For those of us not up on our advertising, what's under the label? VW? :grin:


----------



## shvlhead78 (Jun 2, 2015)

Where can I by one of those


----------



## vwgtiglx (Jun 13, 2013)

GlennGlenn said:


> View attachment 176641


TDIClub.com has the same frame for $10. I didn't know we had one here.


----------



## NYCruze2012 (Jan 16, 2012)

Nice!


----------



## GlennGlenn (Nov 27, 2015)

vwgtiglx said:


> TDIClub.com has the same frame for $10. *I didn't know we had one here.*



Now we do!!! A lil TDI creativity for 10.00 and you too can have one!! Took two weeks from Canada to get it, but was worth the wait


----------



## GlennGlenn (Nov 27, 2015)

Tomko said:


> Excellent! Author?


 @Tomko I am the secondary author. You can get one for $ 10.00 from tdiforums.com, a lil MS WORD cut and paste and you're good to go......

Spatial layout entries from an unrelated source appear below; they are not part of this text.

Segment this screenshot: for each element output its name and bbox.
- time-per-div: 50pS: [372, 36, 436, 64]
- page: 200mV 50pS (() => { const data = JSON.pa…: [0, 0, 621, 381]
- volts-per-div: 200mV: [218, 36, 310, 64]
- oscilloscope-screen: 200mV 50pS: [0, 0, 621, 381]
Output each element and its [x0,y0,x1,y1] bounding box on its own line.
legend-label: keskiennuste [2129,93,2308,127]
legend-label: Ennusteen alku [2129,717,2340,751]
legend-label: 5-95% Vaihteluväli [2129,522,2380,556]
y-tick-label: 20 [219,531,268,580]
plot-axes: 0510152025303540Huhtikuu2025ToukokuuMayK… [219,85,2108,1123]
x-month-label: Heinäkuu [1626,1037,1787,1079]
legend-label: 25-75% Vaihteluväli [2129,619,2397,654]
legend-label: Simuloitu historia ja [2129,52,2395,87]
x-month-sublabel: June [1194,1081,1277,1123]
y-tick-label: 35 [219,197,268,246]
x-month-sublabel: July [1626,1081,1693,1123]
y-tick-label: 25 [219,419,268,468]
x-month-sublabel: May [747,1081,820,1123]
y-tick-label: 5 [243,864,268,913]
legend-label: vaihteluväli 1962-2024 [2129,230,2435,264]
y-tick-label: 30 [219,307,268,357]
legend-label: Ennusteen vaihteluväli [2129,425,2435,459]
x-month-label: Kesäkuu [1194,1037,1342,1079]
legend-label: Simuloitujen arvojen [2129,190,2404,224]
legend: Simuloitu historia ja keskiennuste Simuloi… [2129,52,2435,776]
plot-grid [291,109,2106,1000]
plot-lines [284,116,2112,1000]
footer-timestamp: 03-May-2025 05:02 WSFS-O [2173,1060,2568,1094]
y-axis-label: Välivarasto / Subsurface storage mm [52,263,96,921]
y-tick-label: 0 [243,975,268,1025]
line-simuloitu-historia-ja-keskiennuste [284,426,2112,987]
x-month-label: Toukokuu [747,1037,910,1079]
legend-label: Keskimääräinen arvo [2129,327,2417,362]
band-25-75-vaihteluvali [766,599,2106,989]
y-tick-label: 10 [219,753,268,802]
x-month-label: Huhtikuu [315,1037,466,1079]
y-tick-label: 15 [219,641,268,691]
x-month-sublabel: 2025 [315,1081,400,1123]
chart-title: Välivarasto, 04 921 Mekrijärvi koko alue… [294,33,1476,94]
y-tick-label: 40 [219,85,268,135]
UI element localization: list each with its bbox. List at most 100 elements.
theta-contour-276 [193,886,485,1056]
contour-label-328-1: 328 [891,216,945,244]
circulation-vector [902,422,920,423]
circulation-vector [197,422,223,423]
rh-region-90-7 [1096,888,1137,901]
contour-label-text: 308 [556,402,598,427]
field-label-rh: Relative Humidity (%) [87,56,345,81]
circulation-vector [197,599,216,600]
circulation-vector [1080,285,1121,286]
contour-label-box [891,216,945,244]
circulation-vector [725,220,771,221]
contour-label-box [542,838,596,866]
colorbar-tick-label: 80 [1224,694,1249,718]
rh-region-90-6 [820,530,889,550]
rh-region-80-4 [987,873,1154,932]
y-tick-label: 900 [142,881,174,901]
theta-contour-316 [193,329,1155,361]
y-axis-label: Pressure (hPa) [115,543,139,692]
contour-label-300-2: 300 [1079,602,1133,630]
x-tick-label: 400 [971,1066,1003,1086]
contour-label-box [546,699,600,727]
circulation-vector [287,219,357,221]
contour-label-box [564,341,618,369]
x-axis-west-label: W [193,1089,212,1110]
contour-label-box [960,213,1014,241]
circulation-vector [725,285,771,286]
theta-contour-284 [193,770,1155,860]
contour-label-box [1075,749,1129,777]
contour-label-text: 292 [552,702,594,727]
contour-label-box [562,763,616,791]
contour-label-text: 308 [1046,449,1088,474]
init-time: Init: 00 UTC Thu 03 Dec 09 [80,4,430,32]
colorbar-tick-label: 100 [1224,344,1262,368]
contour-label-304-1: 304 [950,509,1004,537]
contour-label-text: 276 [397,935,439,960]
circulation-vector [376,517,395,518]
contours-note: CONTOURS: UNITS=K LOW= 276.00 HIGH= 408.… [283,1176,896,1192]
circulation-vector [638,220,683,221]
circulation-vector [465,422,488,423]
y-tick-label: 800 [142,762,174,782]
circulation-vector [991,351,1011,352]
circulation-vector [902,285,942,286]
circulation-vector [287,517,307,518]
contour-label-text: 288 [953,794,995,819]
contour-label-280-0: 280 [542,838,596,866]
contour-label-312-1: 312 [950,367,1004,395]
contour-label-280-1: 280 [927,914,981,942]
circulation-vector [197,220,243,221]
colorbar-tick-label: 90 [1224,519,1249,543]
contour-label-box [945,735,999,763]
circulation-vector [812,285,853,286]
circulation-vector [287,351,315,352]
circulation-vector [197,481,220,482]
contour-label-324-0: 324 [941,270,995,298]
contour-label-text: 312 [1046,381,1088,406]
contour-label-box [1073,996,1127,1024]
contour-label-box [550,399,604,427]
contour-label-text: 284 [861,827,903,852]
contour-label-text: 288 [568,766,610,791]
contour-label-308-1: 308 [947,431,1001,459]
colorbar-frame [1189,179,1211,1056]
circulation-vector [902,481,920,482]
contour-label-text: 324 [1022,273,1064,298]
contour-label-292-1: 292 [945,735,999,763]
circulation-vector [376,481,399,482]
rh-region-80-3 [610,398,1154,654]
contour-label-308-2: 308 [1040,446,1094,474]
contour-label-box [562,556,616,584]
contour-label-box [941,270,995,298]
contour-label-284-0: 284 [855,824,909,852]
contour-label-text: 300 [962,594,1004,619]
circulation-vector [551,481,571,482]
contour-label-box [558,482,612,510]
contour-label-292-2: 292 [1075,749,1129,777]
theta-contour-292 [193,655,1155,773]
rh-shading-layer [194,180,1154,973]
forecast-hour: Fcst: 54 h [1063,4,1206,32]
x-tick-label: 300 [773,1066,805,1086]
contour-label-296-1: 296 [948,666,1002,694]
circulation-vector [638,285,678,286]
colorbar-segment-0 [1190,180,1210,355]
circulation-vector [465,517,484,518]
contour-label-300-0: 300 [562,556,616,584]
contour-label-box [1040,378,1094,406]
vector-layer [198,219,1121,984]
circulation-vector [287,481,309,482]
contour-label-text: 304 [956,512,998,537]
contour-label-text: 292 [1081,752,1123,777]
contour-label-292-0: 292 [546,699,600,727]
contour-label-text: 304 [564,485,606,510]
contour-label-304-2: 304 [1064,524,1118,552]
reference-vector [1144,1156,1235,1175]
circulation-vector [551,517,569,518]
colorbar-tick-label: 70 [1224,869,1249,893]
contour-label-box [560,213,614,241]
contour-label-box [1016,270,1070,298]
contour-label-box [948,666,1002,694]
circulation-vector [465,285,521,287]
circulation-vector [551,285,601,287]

id rather have an original from us though......( hmm, anyone know a supplier??)


----------



## ChevyGuy (Dec 13, 2014)

GlennGlenn said:


> @*Tomko* I am the secondary author. You can get one for $ 10.00 from tdiforums.com, a lil MS WORD cut and paste and you're good to go......


And here I thought it was a Brother p-touch label. (You know they have tapes that are white letters on black, right?)

Why make our own? I think re-purposing a TDI frame is a nice touch. :grin:


----------